Emerging Growth Company
x
If an emerging growth company, indicate by check mark if the registrant has elected not to use the extended transition period for complying with any new or revised financial accounting standards provided pursuant to Section 13(a) of the Exchange Act.
As previously disclosed by ToughBuilt Industries, Inc. (the “Company”), on that certain Current Report on Form 8-K filed on May 19, 2021 with the Securities and Exchange Commission, the Company received a written notice on May 19, 2021 (the “Initial Notice”) from the Listing Qualifications department of The Nasdaq Stock Market LLC (“Nasdaq”) indicating that the Company was not in compliance with Nasdaq Listing Rule 5550(a)(2), which requires a minimum closing bid price of $1.00 per share of the Company’s common stock (the “Minimum Bid Price Requirement”). The Initial Notice provided the Company 180 calendar days, or until November 16, 2021, to regain compliance with Nasdaq’s Minimum Bid Requirement. On November 16, 2021, Nasdaq extended the deadline by another 180 days, or until May 16, 2022, for the Company to regain compliance with the Minimum Bid Price Requirement.
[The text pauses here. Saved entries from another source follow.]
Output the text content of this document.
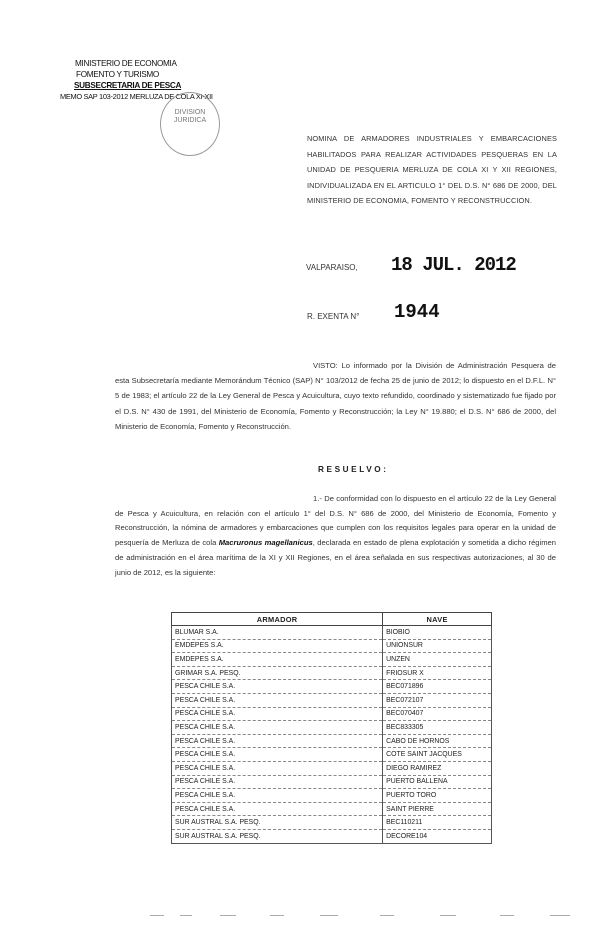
MINISTERIO DE ECONOMIA
FOMENTO Y TURISMO
SUBSECRETARIA DE PESCA
MEMO SAP 103-2012 MERLUZA DE COLA XI-XII
DIVISION
JURIDICA
NOMINA DE ARMADORES INDUSTRIALES Y EMBARCACIONES HABILITADOS PARA REALIZAR ACTIVIDADES PESQUERAS EN LA UNIDAD DE PESQUERIA MERLUZA DE COLA XI Y XII REGIONES, INDIVIDUALIZADA EN EL ARTICULO 1° DEL D.S. N° 686 DE 2000, DEL MINISTERIO DE ECONOMIA, FOMENTO Y RECONSTRUCCION.
VALPARAISO, 18 JUL. 2012
R. EXENTA N° 1944
VISTO: Lo informado por la División de Administración Pesquera de esta Subsecretaría mediante Memorándum Técnico (SAP) N° 103/2012 de fecha 25 de junio de 2012; lo dispuesto en el D.F.L. N° 5 de 1983; el artículo 22 de la Ley General de Pesca y Acuicultura, cuyo texto refundido, coordinado y sistematizado fue fijado por el D.S. N° 430 de 1991, del Ministerio de Economía, Fomento y Reconstrucción; la Ley N° 19.880; el D.S. N° 686 de 2000, del Ministerio de Economía, Fomento y Reconstrucción.
RESUELVO:
1.- De conformidad con lo dispuesto en el artículo 22 de la Ley General de Pesca y Acuicultura, en relación con el artículo 1° del D.S. N° 686 de 2000, del Ministerio de Economía, Fomento y Reconstrucción, la nómina de armadores y embarcaciones que cumplen con los requisitos legales para operar en la unidad de pesquería de Merluza de cola Macruronus magellanicus, declarada en estado de plena explotación y sometida a dicho régimen de administración en el área marítima de la XI y XII Regiones, en el área señalada en sus respectivas autorizaciones, al 30 de junio de 2012, es la siguiente:
ARMADOR	NAVE
BLUMAR S.A.	BIOBIO
EMDEPES S.A.	UNIONSUR
EMDEPES S.A.	UNZEN
GRIMAR S.A. PESQ.	FRIOSUR X
PESCA CHILE S.A.	BEC071896
PESCA CHILE S.A.	BEC072107
PESCA CHILE S.A.	BEC070407
PESCA CHILE S.A.	BEC833305
PESCA CHILE S.A.	CABO DE HORNOS
PESCA CHILE S.A.	COTE SAINT JACQUES
PESCA CHILE S.A.	DIEGO RAMIREZ
PESCA CHILE S.A.	PUERTO BALLENA
PESCA CHILE S.A.	PUERTO TORO
PESCA CHILE S.A.	SAINT PIERRE
SUR AUSTRAL S.A. PESQ.	BEC110211
SUR AUSTRAL S.A. PESQ.	DECORE104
On May 9, 2022, the Company received a letter from Nasdaq notifying the Company that from April 25, 2022 to May 6, 2022, the closing bid price of the Company’s common stock has been at $1.00 per share or greater, and that as a result, the Company had regained compliance with the Minimum Bid Price Requirement. Accordingly, Nasdaq considers the matter closed.
Pursuant to the requirements of the Securities Exchange Act of 1934, the registrant has duly caused this report to be signed on its behalf by the undersigned hereunto duly authorized.